Agave salmiana presents a spiral-shaped rosette with large flared and erect leaves. These leaves are thick, dark green with a large point at the tip and strong spines on the edges. When a leaf has unfolded, it leaves an imprint on the leaf underneath. Like most agaves, the species is monocarpic, that is to say it only flowers once and then dies. This flowering occurs after 15 to 25 years producing a vertical floral stem, typically up to 4 m long and bearing greenish-yellow flowers. The largest specimens have been significantly taller.

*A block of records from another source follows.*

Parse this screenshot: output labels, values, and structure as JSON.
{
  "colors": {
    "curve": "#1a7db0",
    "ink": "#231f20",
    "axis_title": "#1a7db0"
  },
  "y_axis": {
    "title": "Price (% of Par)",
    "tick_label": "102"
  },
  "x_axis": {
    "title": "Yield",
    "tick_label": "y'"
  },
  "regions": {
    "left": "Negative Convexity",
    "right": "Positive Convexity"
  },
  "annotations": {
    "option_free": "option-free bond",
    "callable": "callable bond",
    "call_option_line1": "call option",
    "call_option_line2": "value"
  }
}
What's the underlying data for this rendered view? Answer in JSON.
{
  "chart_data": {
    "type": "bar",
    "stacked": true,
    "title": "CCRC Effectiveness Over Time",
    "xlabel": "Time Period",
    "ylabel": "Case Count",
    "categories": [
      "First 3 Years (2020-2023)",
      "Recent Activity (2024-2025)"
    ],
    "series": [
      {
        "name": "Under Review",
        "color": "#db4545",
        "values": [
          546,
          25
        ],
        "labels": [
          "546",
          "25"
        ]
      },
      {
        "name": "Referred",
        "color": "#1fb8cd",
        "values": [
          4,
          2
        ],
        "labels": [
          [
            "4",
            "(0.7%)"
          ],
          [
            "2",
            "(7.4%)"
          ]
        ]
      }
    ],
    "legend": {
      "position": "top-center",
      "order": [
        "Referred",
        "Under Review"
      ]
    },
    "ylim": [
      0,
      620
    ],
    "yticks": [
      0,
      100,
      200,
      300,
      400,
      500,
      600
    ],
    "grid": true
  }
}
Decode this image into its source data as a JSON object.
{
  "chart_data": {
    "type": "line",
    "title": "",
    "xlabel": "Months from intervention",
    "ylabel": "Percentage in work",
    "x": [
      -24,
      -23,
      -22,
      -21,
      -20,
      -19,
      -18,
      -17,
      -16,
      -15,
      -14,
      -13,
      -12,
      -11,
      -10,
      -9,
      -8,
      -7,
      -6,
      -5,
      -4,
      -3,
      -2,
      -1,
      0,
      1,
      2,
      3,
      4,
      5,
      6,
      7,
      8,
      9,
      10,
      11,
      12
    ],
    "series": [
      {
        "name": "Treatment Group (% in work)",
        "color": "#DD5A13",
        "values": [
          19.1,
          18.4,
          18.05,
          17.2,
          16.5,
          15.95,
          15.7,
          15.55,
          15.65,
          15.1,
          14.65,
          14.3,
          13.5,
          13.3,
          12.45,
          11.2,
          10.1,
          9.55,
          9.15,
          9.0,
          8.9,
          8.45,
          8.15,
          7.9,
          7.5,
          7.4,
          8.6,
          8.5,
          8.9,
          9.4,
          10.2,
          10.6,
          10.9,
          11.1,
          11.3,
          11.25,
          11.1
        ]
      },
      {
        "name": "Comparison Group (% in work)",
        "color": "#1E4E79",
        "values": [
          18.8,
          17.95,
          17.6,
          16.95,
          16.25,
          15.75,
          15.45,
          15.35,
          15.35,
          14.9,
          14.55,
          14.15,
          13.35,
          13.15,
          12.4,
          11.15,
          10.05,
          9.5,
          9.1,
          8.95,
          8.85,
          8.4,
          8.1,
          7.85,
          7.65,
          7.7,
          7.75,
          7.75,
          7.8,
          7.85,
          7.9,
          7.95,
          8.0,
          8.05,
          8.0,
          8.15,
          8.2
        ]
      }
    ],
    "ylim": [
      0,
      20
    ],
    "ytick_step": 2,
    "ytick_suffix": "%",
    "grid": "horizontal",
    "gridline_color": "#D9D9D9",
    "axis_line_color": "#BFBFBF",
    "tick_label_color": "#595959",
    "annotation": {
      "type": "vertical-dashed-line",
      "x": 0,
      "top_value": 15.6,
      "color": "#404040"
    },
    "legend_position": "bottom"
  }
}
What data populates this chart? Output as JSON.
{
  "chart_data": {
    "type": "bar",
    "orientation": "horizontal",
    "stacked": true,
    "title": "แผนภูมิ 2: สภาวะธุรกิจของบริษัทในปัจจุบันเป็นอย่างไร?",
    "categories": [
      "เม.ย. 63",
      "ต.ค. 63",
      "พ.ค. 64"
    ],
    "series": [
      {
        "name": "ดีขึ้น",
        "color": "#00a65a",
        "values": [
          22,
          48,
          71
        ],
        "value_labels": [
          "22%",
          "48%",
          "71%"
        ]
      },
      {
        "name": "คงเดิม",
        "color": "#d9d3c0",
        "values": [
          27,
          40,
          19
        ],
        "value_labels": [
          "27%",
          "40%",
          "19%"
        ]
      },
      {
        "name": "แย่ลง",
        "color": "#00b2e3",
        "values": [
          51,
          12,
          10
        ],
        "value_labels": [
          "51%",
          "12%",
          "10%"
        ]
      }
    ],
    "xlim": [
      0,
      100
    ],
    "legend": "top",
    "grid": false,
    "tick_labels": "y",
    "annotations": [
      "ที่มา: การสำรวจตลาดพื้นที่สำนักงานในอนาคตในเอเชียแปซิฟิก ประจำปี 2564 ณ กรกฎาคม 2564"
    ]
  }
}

One specimen growing at the Strawberry Canyon Botanical Garden on the campus of U. C. Berkeley, Berkeley, California in 1974 produced an inflorescence with a total height of 52 ft of which the scape or peduncle was about 39 ft and the panicle per se was 13 ft. Hermann J.H. Jacobsen states that the inflorescence of A. salmiana has reached an overall height of 62 ft, making the inflorescence of A. salmiana the tallest of any known species of plant. Old plants reach 1.8 m in height and the leaves form a rosette 3.6 m in diameter. The variety A. salmiana var. ferox is often encountered in cultivation. The epithet ferox is due to the hard and long (up to 8 cm) spines.

Distribution

Originally from southern and central Mexico, it was introduced into gardens with a Mediterranean climate in Europe and sometimes escaped into the wild, thus becoming naturalised in some parts of southern Europe.

Cultivation

Cultivation is easy in a well-drained sandy soil with sunny exposure. For a pot culture, it requires a container of very large size to remain in a harmonious appearance. It can be used to stabilise a slope. It can withstand a light frost if it is completely dry. It is multiplied more easily by planting shoots than by seedlings.